A Flood of Publications... Drowning Out Quality
Sample (2025) reveals a concerning trend in the academic world: the number of scientific articles published is exploding at such a rate that researchers themselves can no longer keep up. Faced with millions of annual publications, peer review—the cornerstone of scientific rigor—has become unsustainable. This leads to a decline in the average quality of publications and a loss of confidence in published results.
According to the same article, the proliferation of AI-generated or AI-assisted texts is making the problem worse. Tools like ChatGPT allow any user to produce a structured and credible article in seconds.
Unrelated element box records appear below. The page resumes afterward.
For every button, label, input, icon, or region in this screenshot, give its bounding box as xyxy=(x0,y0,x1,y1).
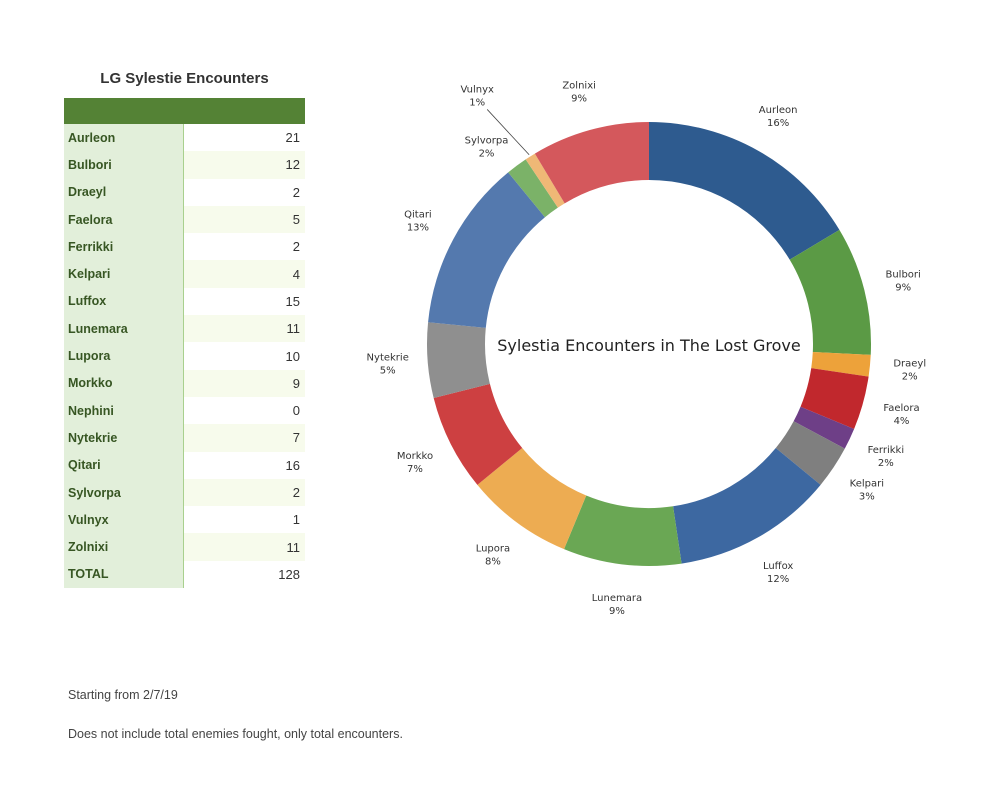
row-value: 5 xyxy=(184,205,305,234)
row-value: 11 xyxy=(184,533,305,561)
row-value: 10 xyxy=(285,348,300,364)
table-row: Vulnyx 1 xyxy=(64,506,305,534)
leader-line xyxy=(486,109,530,156)
slice-sylvorpa xyxy=(508,159,558,218)
slice-label-draeyl: Draeyl 2% xyxy=(893,359,926,383)
slice-label-zolnixi: Zolnixi 9% xyxy=(562,80,596,104)
slice-label-nytekrie: Nytekrie 5% xyxy=(367,352,409,376)
slice-label-faelora: Faelora 4% xyxy=(883,403,919,427)
slice-label-aurleon: Aurleon 16% xyxy=(759,105,798,129)
slice-label-ferrikki: Ferrikki 2% xyxy=(868,445,905,469)
table-row: Kelpari 4 xyxy=(64,260,305,288)
chart-slices xyxy=(427,122,872,566)
slice-label-sylvorpa: Sylvorpa 2% xyxy=(465,135,509,159)
row-value: 21 xyxy=(285,130,300,146)
slice-draeyl xyxy=(811,352,871,377)
row-name: Nytekrie xyxy=(64,424,184,452)
donut-chart: Aurleon 16% Bulbori 9% Draeyl 2% Faelora 4% Ferr… xyxy=(367,80,927,617)
row-value: 11 xyxy=(184,315,305,343)
table-row: Zolnixi 11 xyxy=(64,533,305,561)
slice-label-qitari: Qitari 13% xyxy=(404,209,432,233)
row-value: 16 xyxy=(285,457,300,473)
slice-label-lupora: Lupora 8% xyxy=(476,543,510,567)
slice-label-morkko: Morkko 7% xyxy=(397,451,433,475)
slice-zolnixi xyxy=(534,122,649,204)
row-value: 2 xyxy=(292,239,300,255)
row-value: 12 xyxy=(184,151,305,179)
row-name: Bulbori xyxy=(64,151,184,179)
table-row: Lupora 10 xyxy=(64,342,305,370)
slice-qitari xyxy=(428,172,545,328)
slice-kelpari xyxy=(775,421,845,485)
table-row: Aurleon 21 xyxy=(64,124,305,152)
slice-faelora xyxy=(800,368,869,429)
row-name: Morkko xyxy=(64,369,184,397)
table-row: Nephini 0 xyxy=(64,396,305,425)
row-name: Lunemara xyxy=(64,315,184,343)
slice-luffox xyxy=(673,448,821,564)
row-name: Luffox xyxy=(64,287,184,316)
slice-label-luffox: Luffox 12% xyxy=(763,561,793,585)
row-name: Vulnyx xyxy=(64,506,184,534)
row-value: 0 xyxy=(292,403,300,419)
start-date-note: Starting from 2/7/19 xyxy=(68,688,178,702)
row-name: Zolnixi xyxy=(64,533,184,561)
row-value: 2 xyxy=(292,184,300,200)
slice-lupora xyxy=(477,448,587,550)
slice-label-kelpari: Kelpari 3% xyxy=(850,479,884,503)
row-value: 7 xyxy=(184,424,305,452)
row-name: Faelora xyxy=(64,205,184,234)
slice-label-bulbori: Bulbori 9% xyxy=(885,269,920,293)
table-row: Lunemara 11 xyxy=(64,315,305,343)
encounters-table: Aurleon 21 Bulbori 12 Draeyl 2 Faelora 5 Ferrikk… xyxy=(64,124,305,589)
slice-aurleon xyxy=(649,122,840,260)
table-row: Sylvorpa 2 xyxy=(64,478,305,507)
row-name: Nephini xyxy=(64,396,184,425)
slice-label-vulnyx: Vulnyx 1% xyxy=(460,84,494,108)
row-name: Draeyl xyxy=(64,178,184,206)
row-value: 2 xyxy=(184,478,305,507)
table-row: Ferrikki 2 xyxy=(64,233,305,261)
row-name: Sylvorpa xyxy=(64,478,184,507)
row-name: Kelpari xyxy=(64,260,184,288)
slice-bulbori xyxy=(789,229,872,355)
slice-ferrikki xyxy=(793,406,855,449)
row-name: TOTAL xyxy=(64,560,184,589)
table-row: Nytekrie 7 xyxy=(64,424,305,452)
row-name: Ferrikki xyxy=(64,233,184,261)
row-value: 9 xyxy=(184,369,305,397)
table-header-bar xyxy=(64,98,305,124)
chart-labels: Aurleon 16% Bulbori 9% Draeyl 2% Faelora 4% Ferr… xyxy=(367,80,927,617)
table-row: Luffox 15 xyxy=(64,287,305,316)
table-row: Qitari 16 xyxy=(64,451,305,479)
chart-title: Sylestia Encounters in The Lost Grove xyxy=(497,336,800,355)
slice-lunemara xyxy=(564,495,682,566)
table-row: Faelora 5 xyxy=(64,205,305,234)
row-name: Lupora xyxy=(64,342,184,370)
row-name: Qitari xyxy=(64,451,184,479)
row-value: 4 xyxy=(184,260,305,288)
slice-morkko xyxy=(433,383,523,485)
row-value: 15 xyxy=(285,293,300,309)
row-name: Aurleon xyxy=(64,124,184,152)
table-row: TOTAL 128 xyxy=(64,560,305,589)
table-row: Draeyl 2 xyxy=(64,178,305,206)
slice-nytekrie xyxy=(427,322,490,398)
table-row: Bulbori 12 xyxy=(64,151,305,179)
table-title: LG Sylestie Encounters xyxy=(100,70,269,87)
row-value: 128 xyxy=(278,566,300,582)
row-value: 1 xyxy=(292,512,300,528)
description-note: Does not include total enemies fought, o… xyxy=(68,727,403,741)
table-row: Morkko 9 xyxy=(64,369,305,397)
slice-label-lunemara: Lunemara 9% xyxy=(592,593,642,617)
slice-vulnyx xyxy=(525,153,565,208)
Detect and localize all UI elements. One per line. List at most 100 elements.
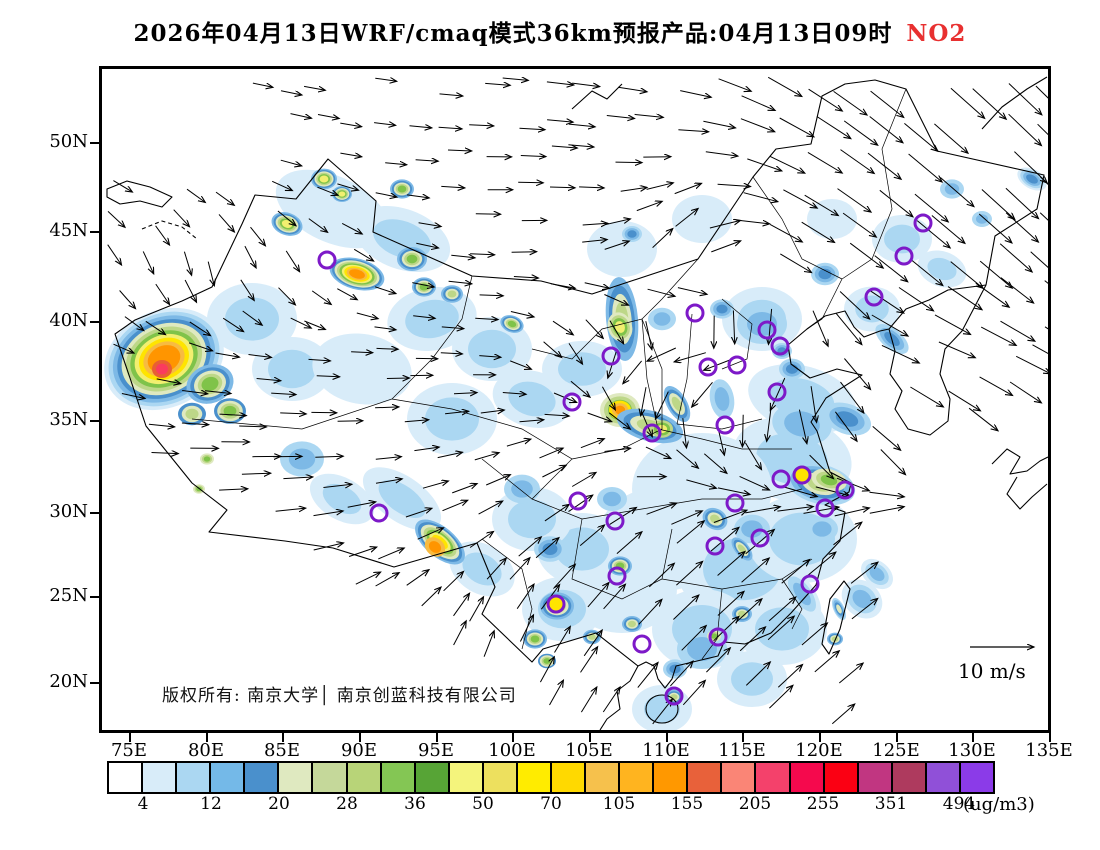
city-marker — [771, 469, 791, 489]
city-marker — [725, 493, 745, 513]
colorbar-segment — [892, 763, 927, 792]
lat-label: 45N — [49, 220, 88, 241]
colorbar-segment — [415, 763, 450, 792]
map-panel: 版权所有: 南京大学│ 南京创蓝科技有限公司 10 m/s — [99, 66, 1051, 733]
colorbar-tick-label: 4 — [137, 794, 149, 814]
city-marker — [568, 491, 588, 511]
city-markers — [317, 213, 933, 706]
colorbar-segment — [279, 763, 314, 792]
lon-label: 120E — [795, 740, 843, 761]
lon-label: 90E — [340, 740, 378, 761]
city-marker — [607, 566, 627, 586]
lon-label: 105E — [565, 740, 613, 761]
colorbar-tick-label: 28 — [336, 794, 358, 814]
city-marker — [894, 246, 914, 266]
colorbar-segment — [722, 763, 757, 792]
lon-tick — [282, 733, 284, 742]
lon-label: 125E — [872, 740, 920, 761]
lon-tick — [129, 733, 131, 742]
colorbar-segment — [177, 763, 212, 792]
lon-label: 80E — [187, 740, 225, 761]
city-marker — [698, 357, 718, 377]
lon-label: 85E — [263, 740, 301, 761]
lon-tick — [742, 733, 744, 742]
colorbar-segment — [960, 763, 994, 792]
lat-label: 20N — [49, 671, 88, 692]
city-marker — [715, 415, 735, 435]
lon-tick — [206, 733, 208, 742]
city-marker — [800, 574, 820, 594]
city-marker — [750, 528, 770, 548]
lat-label: 30N — [49, 501, 88, 522]
lat-tick — [90, 142, 99, 144]
colorbar-segment — [211, 763, 246, 792]
colorbar-segment — [688, 763, 723, 792]
colorbar-segment — [858, 763, 893, 792]
colorbar-tick-label: 494 — [942, 794, 976, 814]
lat-tick — [90, 231, 99, 233]
city-marker — [562, 392, 582, 412]
lat-tick — [90, 420, 99, 422]
colorbar-tick-label: 255 — [806, 794, 840, 814]
city-marker — [369, 503, 389, 523]
title-text: 2026年04月13日WRF/cmaq模式36km预报产品:04月13日09时 — [133, 20, 893, 47]
page-title: 2026年04月13日WRF/cmaq模式36km预报产品:04月13日09时 N… — [0, 14, 1100, 48]
lon-tick — [819, 733, 821, 742]
lon-tick — [896, 733, 898, 742]
lon-tick — [972, 733, 974, 742]
city-marker — [601, 346, 621, 366]
city-marker — [770, 336, 790, 356]
lon-tick — [436, 733, 438, 742]
city-marker — [705, 536, 725, 556]
lat-label: 40N — [49, 310, 88, 331]
lat-label: 25N — [49, 585, 88, 606]
city-marker — [642, 423, 662, 443]
map-canvas — [104, 76, 1048, 730]
colorbar-segment — [756, 763, 791, 792]
city-marker — [757, 320, 777, 340]
city-marker — [664, 686, 684, 706]
city-marker — [708, 627, 728, 647]
colorbar-segment — [552, 763, 587, 792]
colorbar — [107, 761, 995, 794]
city-marker — [767, 382, 787, 402]
colorbar-segment — [483, 763, 518, 792]
lat-label: 50N — [49, 131, 88, 152]
city-marker — [605, 511, 625, 531]
copyright-text: 版权所有: 南京大学│ 南京创蓝科技有限公司 — [162, 686, 517, 706]
city-marker — [913, 213, 933, 233]
colorbar-tick-label: 70 — [540, 794, 562, 814]
colorbar-segment — [347, 763, 382, 792]
lon-label: 75E — [110, 740, 148, 761]
lon-label: 135E — [1025, 740, 1073, 761]
city-marker — [317, 250, 337, 270]
colorbar-tick-label: 50 — [472, 794, 494, 814]
lat-tick — [90, 682, 99, 684]
city-marker-filled — [546, 594, 566, 614]
lon-tick — [512, 733, 514, 742]
city-marker — [864, 287, 884, 307]
colorbar-segment — [824, 763, 859, 792]
wind-legend-label: 10 m/s — [958, 659, 1026, 683]
lon-tick — [359, 733, 361, 742]
colorbar-segment — [926, 763, 961, 792]
colorbar-segment — [654, 763, 689, 792]
colorbar-unit: (ug/m3) — [963, 794, 1035, 815]
city-marker — [815, 498, 835, 518]
lat-label: 35N — [49, 409, 88, 430]
colorbar-segment — [517, 763, 553, 792]
lon-label: 115E — [718, 740, 766, 761]
wind-vectors — [107, 77, 1048, 725]
lat-tick — [90, 321, 99, 323]
title-species: NO2 — [906, 20, 967, 47]
lon-tick — [589, 733, 591, 742]
colorbar-tick-label: 36 — [404, 794, 426, 814]
lon-tick — [1049, 733, 1051, 742]
colorbar-segment — [143, 763, 178, 792]
city-marker — [835, 480, 855, 500]
city-marker — [727, 355, 747, 375]
colorbar-tick-label: 105 — [602, 794, 636, 814]
city-marker-filled — [792, 465, 812, 485]
colorbar-segment — [245, 763, 280, 792]
colorbar-segment — [449, 763, 484, 792]
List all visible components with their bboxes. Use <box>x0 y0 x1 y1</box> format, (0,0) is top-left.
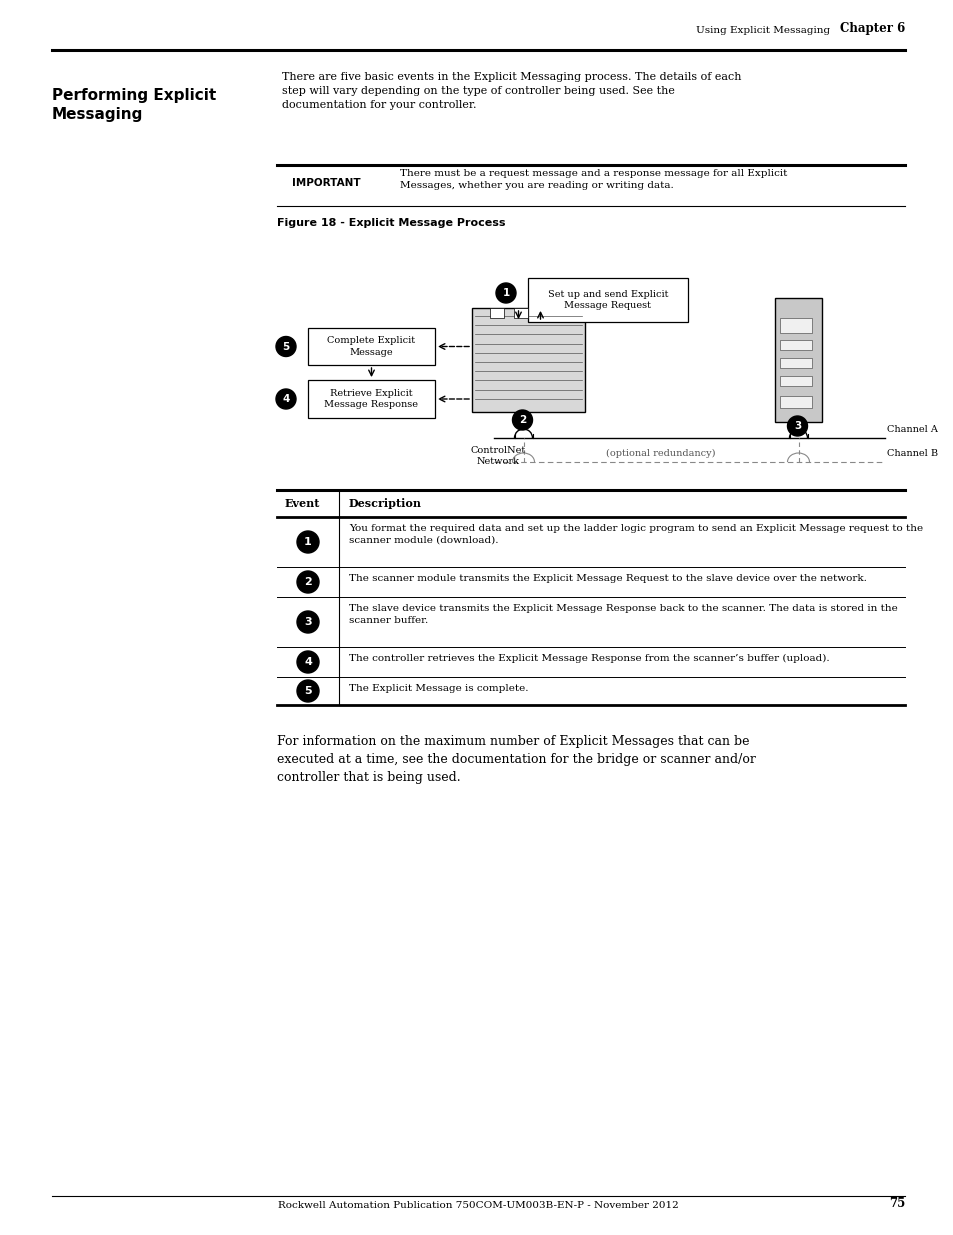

But appearances can be deceiving: questionable methodologies, non-reproducible results, or factual errors inserted unintentionally... all with very real consequences.
The Illusion of Meaning in Generated Texts
Le Monde (2025), for its part, questions the role of AI in writing opinion pieces. Can an op-ed still be credible if its author is an algorithm? Can thought be attributed to a machine? The article asks, "Can AI, no matter how advanced, formulate its own thoughts? Can it feel injustice, express indignation, doubt, believe, or hope?" The answer is clearly no. Yet this doesn't stop machines from mimicking these emotions and being convincing.
In practice, this means that many opinion pieces and contributions are now produced by AI, often without detection. Freedom of expression is thus being distorted: it is no longer a reflection of human thought but of an algorithmic artifact.
A Troubling Parallel in Healthcare Communication
This phenomenon extends beyond academia. In the pharmaceutical industry, there is also an explosion of documentation: brochures, LinkedIn posts, explanatory videos, reports, and clinical summaries. Two main factors explain this inflation: the rise of micro-marketing through social media and the advent of personalized treatments requiring targeted materials.
However, more content means more potential for errors. In France, it is the ANSM (National Agency for the Safety of Medicines and Health Products) that verifies the compliance of these documents. But due to a lack of staff, not all communications are systematically reviewed. Gaps are widening between laboratories, with some disseminating highly marketing-oriented messages at the expense of scientific rigor.
Anticipating the Risks: The Urgent Need for Adapted Verification Tools
Today, we must consider a scenario that is now likely: thousands of AI-generated medical documents submitted to overwhelmed human verification processes.